Тургенев, в письме к супругам Виардо, Луи и Полине, знаменитой певице, к которой Тургенев относился с большой нежностью, так объясняет свой арест (перевод с французского):
«С. -Петербург.
1/13 мая 1852.
Мои дорогие друзья,
Это письмо передаст вам одно лицо, которое выезжает отсюда через несколько дней или же оно отправит его в Париж, переехав через границу, так что я могу немного поговорить с вами откровенно и не опасаясь любопытства полиции. Прежде всего скажу вам, что если я не уехал из С. -П<етербурга> еще месяц тому назад, то уж конечно не по своей воле: я нахожусь под арестом в полицейской части — по высочайшему повелению — за то, что напечатал и одной московской газете статью, несколько строк о Гоголе. Это только послужило предлогом — статья сама по себе совершенно незначительна, но на меня уже давно смотрят косо, привязались к первому представившемуся случаю. Я вовсе не жалуюсь на государя: дело было ему представлено таким предательским образом, что он не мог бы поступить иначе. Хотели подвергнуть запрету всё, что говорилось по поводу смерти Гоголя, и кстати обрадовались случаю одновременно наложить запрещение на мою литературную деятельность. Через две недели меня отправят в деревню, где я обязан жить до нового распоряжения. <...>».
18-го мая 1852 года Тургенев был выслан в свою деревню в Орловской губернии.
А в канцелярии орловского губернатора возникло даже целое «Дело о помещике Иване Тургеневе», высланном из С.-Петербурга на родину в Орловскую губернию под присмотр, после получения соответствующего письма от обер-полицеймейстера Петербурга.
В письме обер-полицеймейстер сообщал:
« 22 мая 1852 г.

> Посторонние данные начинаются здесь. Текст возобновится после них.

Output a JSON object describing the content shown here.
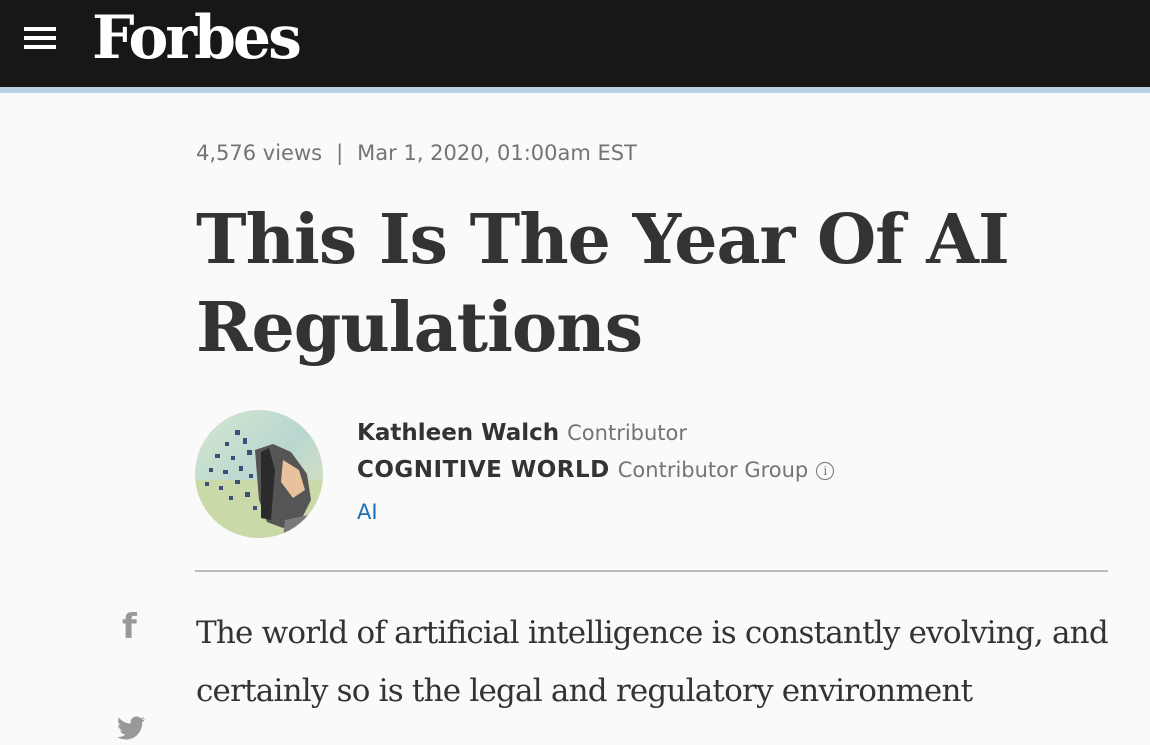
{
  "header": {
    "logo": "Forbes",
    "menu_icon": "hamburger-menu-icon",
    "background": "#181716",
    "accent": "#b7d1e2"
  },
  "article": {
    "views": "4,576 views",
    "separator": "|",
    "date": "Mar 1, 2020, 01:00am EST",
    "title": "This Is The Year Of AI Regulations",
    "author": {
      "name": "Kathleen Walch",
      "role": "Contributor",
      "group": "COGNITIVE WORLD",
      "group_role": "Contributor Group",
      "info_icon": "info-icon",
      "topic": "AI"
    },
    "body_text": "The world of artificial intelligence is constantly evolving, and certainly so is the legal and regulatory environment"
  },
  "share": {
    "facebook_icon": "f",
    "twitter_icon": "twitter-icon"
  },
  "colors": {
    "text": "#333333",
    "muted": "#747474",
    "link": "#1a6fb5"
  }
}
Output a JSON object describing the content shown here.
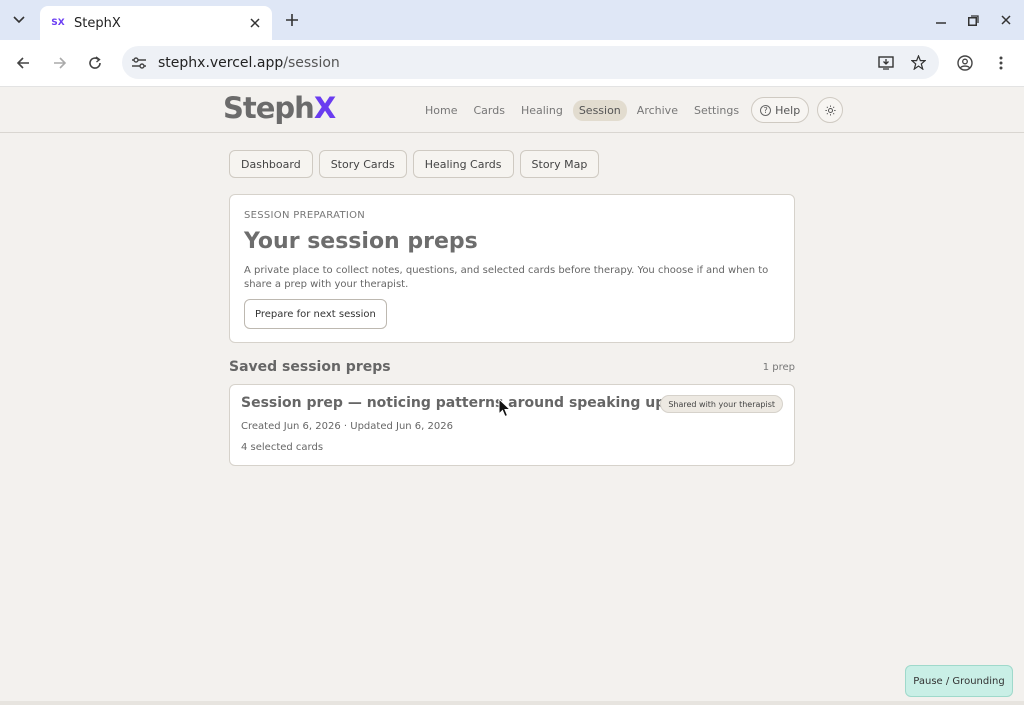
{
  "browser": {
    "tab_title": "StephX",
    "tab_favicon": "SX",
    "url_host": "stephx.vercel.app",
    "url_path": "/session"
  },
  "app": {
    "logo_main": "Steph",
    "logo_accent": "X",
    "accent_color": "#6a3cf0",
    "nav": [
      {
        "label": "Home",
        "active": false
      },
      {
        "label": "Cards",
        "active": false
      },
      {
        "label": "Healing",
        "active": false
      },
      {
        "label": "Session",
        "active": true
      },
      {
        "label": "Archive",
        "active": false
      },
      {
        "label": "Settings",
        "active": false
      }
    ],
    "help_label": "Help"
  },
  "subtabs": [
    "Dashboard",
    "Story Cards",
    "Healing Cards",
    "Story Map"
  ],
  "prep_section": {
    "eyebrow": "SESSION PREPARATION",
    "title": "Your session preps",
    "description": "A private place to collect notes, questions, and selected cards before therapy. You choose if and when to share a prep with your therapist.",
    "button_label": "Prepare for next session"
  },
  "saved": {
    "heading": "Saved session preps",
    "count": "1 prep",
    "items": [
      {
        "title": "Session prep — noticing patterns around speaking up",
        "badge": "Shared with your therapist",
        "meta": "Created Jun 6, 2026 · Updated Jun 6, 2026",
        "cards": "4 selected cards"
      }
    ]
  },
  "pause_label": "Pause / Grounding",
  "icons": {
    "tab_menu": "chevron-down-icon",
    "close": "close-icon",
    "new_tab": "plus-icon",
    "back": "arrow-left-icon",
    "forward": "arrow-right-icon",
    "reload": "reload-icon",
    "site_info": "tune-icon",
    "install": "install-icon",
    "bookmark": "star-icon",
    "profile": "account-icon",
    "menu": "kebab-menu-icon",
    "theme": "sun-icon"
  }
}
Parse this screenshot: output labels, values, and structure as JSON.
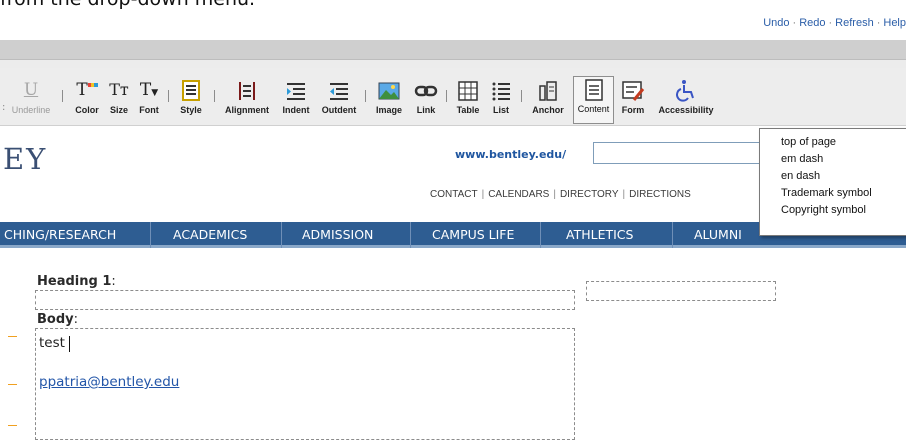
{
  "instruction_text": "from the drop-down menu.",
  "top_links": {
    "undo": "Undo",
    "redo": "Redo",
    "refresh": "Refresh",
    "help": "Help",
    "separator": "·"
  },
  "toolbar": {
    "underline": "Underline",
    "color": "Color",
    "size": "Size",
    "font": "Font",
    "style": "Style",
    "alignment": "Alignment",
    "indent": "Indent",
    "outdent": "Outdent",
    "image": "Image",
    "link": "Link",
    "table": "Table",
    "list": "List",
    "anchor": "Anchor",
    "content": "Content",
    "form": "Form",
    "accessibility": "Accessibility",
    "glyph_u": "U",
    "glyph_t": "T",
    "glyph_tt": "Tт"
  },
  "site": {
    "logo_fragment": "EY",
    "url": "www.bentley.edu/",
    "util_links": [
      "CONTACT",
      "CALENDARS",
      "DIRECTORY",
      "DIRECTIONS"
    ]
  },
  "nav": [
    "CHING/RESEARCH",
    "ACADEMICS",
    "ADMISSION",
    "CAMPUS LIFE",
    "ATHLETICS",
    "ALUMNI"
  ],
  "dropdown": [
    "top of page",
    "em dash",
    "en dash",
    "Trademark symbol",
    "Copyright symbol"
  ],
  "editor": {
    "heading_label": "Heading 1",
    "body_label": "Body",
    "colon": ":",
    "body_text": "test",
    "email": "ppatria@bentley.edu"
  },
  "colors": {
    "nav_bg": "#2e5d92",
    "link": "#2255a8",
    "accent_dash": "#f0a020"
  }
}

N 399.
Секретно.
Господину Начальнику Орловской губернии.В феврале месяце, жительствовавший в С.-Петербурге помещик Орловской губернии Иван Тургенев написал статью об умершем в Москве литераторе Гоголе и желал поместить ее в „С.-Петербургских Ведомостях". Как Тургенев в этой статье отзывался о Гоголе в выражениях чрез меру пышных, то Попечитель С.-Петербургского Учебного Округа не дозволил ее напечатать.Тургенев же вместо того, чтобы покориться решению Начальствующая лица, отправил статью свою в Москву, и там, при содействии Почетного Гражданина Боткина и кандидата Феоктистова, напечатал статью в „Московских Ведомостях".

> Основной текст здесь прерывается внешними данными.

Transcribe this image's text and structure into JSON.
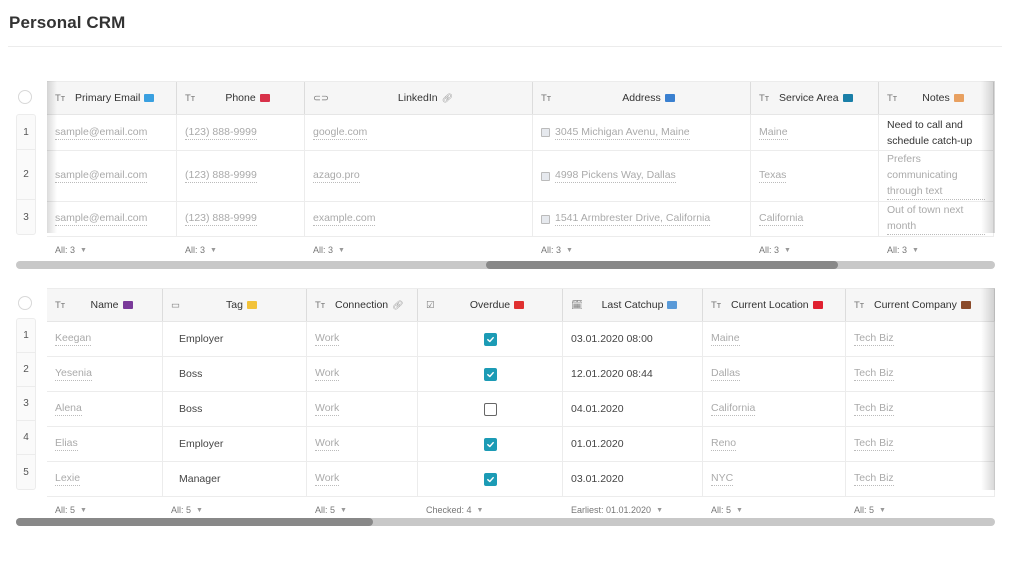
{
  "page": {
    "title": "Personal CRM"
  },
  "table1": {
    "columns": [
      {
        "type_icon": "text-type-icon",
        "type_glyph": "Tт",
        "label": "Primary Email",
        "emoji": "laptop-icon",
        "emoji_color": "#3aa0e0"
      },
      {
        "type_icon": "text-type-icon",
        "type_glyph": "Tт",
        "label": "Phone",
        "emoji": "telephone-icon",
        "emoji_color": "#d8324a"
      },
      {
        "type_icon": "link-type-icon",
        "type_glyph": "⊂⊃",
        "label": "LinkedIn",
        "emoji": "paperclip-icon",
        "emoji_glyph": "🔗︎"
      },
      {
        "type_icon": "text-type-icon",
        "type_glyph": "Tт",
        "label": "Address",
        "emoji": "map-icon",
        "emoji_color": "#3a80d0"
      },
      {
        "type_icon": "text-type-icon",
        "type_glyph": "Tт",
        "label": "Service Area",
        "emoji": "book-icon",
        "emoji_color": "#1a7fa8"
      },
      {
        "type_icon": "text-type-icon",
        "type_glyph": "Tт",
        "label": "Notes",
        "emoji": "memo-icon",
        "emoji_color": "#e8a060"
      }
    ],
    "rows": [
      {
        "num": "1",
        "email": "sample@email.com",
        "phone": "(123) 888-9999",
        "linkedin": "google.com",
        "address": "3045 Michigan Avenu, Maine",
        "service_area": "Maine",
        "notes": "Need to call and schedule catch-up"
      },
      {
        "num": "2",
        "email": "sample@email.com",
        "phone": "(123) 888-9999",
        "linkedin": "azago.pro",
        "address": "4998 Pickens Way, Dallas",
        "service_area": "Texas",
        "notes": "Prefers communicating through text"
      },
      {
        "num": "3",
        "email": "sample@email.com",
        "phone": "(123) 888-9999",
        "linkedin": "example.com",
        "address": "1541 Armbrester Drive, California",
        "service_area": "California",
        "notes": "Out of town next month"
      }
    ],
    "footer": [
      "All: 3",
      "All: 3",
      "All: 3",
      "All: 3",
      "All: 3",
      "All: 3"
    ],
    "scroll": {
      "thumb_start_fraction": 0.48,
      "thumb_end_fraction": 0.84
    }
  },
  "table2": {
    "columns": [
      {
        "type_icon": "text-type-icon",
        "type_glyph": "Tт",
        "label": "Name",
        "emoji": "people-icon",
        "emoji_color": "#7a3a9a"
      },
      {
        "type_icon": "tag-type-icon",
        "type_glyph": "▭",
        "label": "Tag",
        "emoji": "label-icon",
        "emoji_color": "#f2c23a"
      },
      {
        "type_icon": "text-type-icon",
        "type_glyph": "Tт",
        "label": "Connection",
        "emoji": "paperclip-icon",
        "emoji_glyph": "🔗︎"
      },
      {
        "type_icon": "checkbox-type-icon",
        "type_glyph": "☑",
        "label": "Overdue",
        "emoji": "flag-icon",
        "emoji_color": "#e03030"
      },
      {
        "type_icon": "date-type-icon",
        "type_glyph": "🗓︎",
        "label": "Last Catchup",
        "emoji": "calendar-icon",
        "emoji_color": "#5a9ad8"
      },
      {
        "type_icon": "text-type-icon",
        "type_glyph": "Tт",
        "label": "Current Location",
        "emoji": "pushpin-icon",
        "emoji_color": "#e02030"
      },
      {
        "type_icon": "text-type-icon",
        "type_glyph": "Tт",
        "label": "Current Company",
        "emoji": "briefcase-icon",
        "emoji_color": "#8a4a2a"
      }
    ],
    "rows": [
      {
        "num": "1",
        "name": "Keegan",
        "tag": "Employer",
        "connection": "Work",
        "overdue": true,
        "last_catchup": "03.01.2020 08:00",
        "location": "Maine",
        "company": "Tech Biz"
      },
      {
        "num": "2",
        "name": "Yesenia",
        "tag": "Boss",
        "connection": "Work",
        "overdue": true,
        "last_catchup": "12.01.2020 08:44",
        "location": "Dallas",
        "company": "Tech Biz"
      },
      {
        "num": "3",
        "name": "Alena",
        "tag": "Boss",
        "connection": "Work",
        "overdue": false,
        "last_catchup": "04.01.2020",
        "location": "California",
        "company": "Tech Biz"
      },
      {
        "num": "4",
        "name": "Elias",
        "tag": "Employer",
        "connection": "Work",
        "overdue": true,
        "last_catchup": "01.01.2020",
        "location": "Reno",
        "company": "Tech Biz"
      },
      {
        "num": "5",
        "name": "Lexie",
        "tag": "Manager",
        "connection": "Work",
        "overdue": true,
        "last_catchup": "03.01.2020",
        "location": "NYC",
        "company": "Tech Biz"
      }
    ],
    "footer": [
      "All: 5",
      "All: 5",
      "All: 5",
      "Checked: 4",
      "Earliest: 01.01.2020",
      "All: 5",
      "All: 5"
    ],
    "scroll": {
      "thumb_start_fraction": 0.0,
      "thumb_end_fraction": 0.365
    }
  },
  "colors": {
    "checkbox_accent": "#1c9bb5",
    "scroll_thumb": "#888888",
    "scroll_track": "#c8c8c8"
  }
}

Государь Император на всеподданейшем докладе о сем Г. Генерал-Адъютанта графа Орлова, собственно ручно написать изволил: „За явное ослушание, посадить его (Тургенева)на месяц под арест и выслать на жительство на родину, под присмотр, а с другими предоставить графу Закревскому распорядиться по мере их вины".
В исполнение таковой Монаршей воли сообщенной графом Алексеем Федоровичем Г. С.-Петербургскому Военному Генерал-губернатору, а Его Высокопревосходительством объявленной мне в предложении, от 16-го апреля, за № 618, выдержав помещика Тургенева под арестом один месяц, я выслал его из С.-Петербурга, 18 сего мая, на родину в Орловскую губернию, с обязанием подпискою ехать туда нигде не проживая, и о том долгом считаю уведомить Ваше Превосходительство, для дальнейшего с Вашей стороны распоряжения, присовокупляя, что об исполнении вышеизъясненного Высочайшего повеления по прочим предметам, Г. Генерал-Адъютантом графом Орловым сообщено уже кому следует.
Свиты Его Императорского Величества Генерал-Майор Галахов.
Правитель Канцелярии N».
На бумаге обер-полицеймейстера положена губернаторская резолюция: «иметь в виду».
О высылке Тургенева из Петербурга орловскому губернатору также сообщил министр внутренних дел Бибиков:
«Министерство внутренних дел.
3 Июня 1852 г. N 154.
По Высочайшему повелению.
Секретно.
Господину Военному Губернатору г. Орла и Орловскому Гражданскому Губернатору.
Государь Император Высочайше повелеть соизволил:
жительствующего в С.-Петербурге помещика Орловской губернии Ивана Тургенева за ослушание выслать на родину под присмотр.
Усматривая из отзыва С.-Петербургского Военного Генерал Губернатора, что Тургенев отправлен уже по назначению, я считаю долгом об изъясненной Высочайшей воле сообщить Вашему Превосходительству для зависящего распоряжения; о последующем же прошу мне донести».
Орловский вице-губернатор Тиличеев, получив от уездной полиции рапорт о прибытии Тургенева в Спасское-Лутовиново, 29 июня 1852 года «секретно» предписал Мценскому земскому суду об учреждении за Тургеневым «присмотра».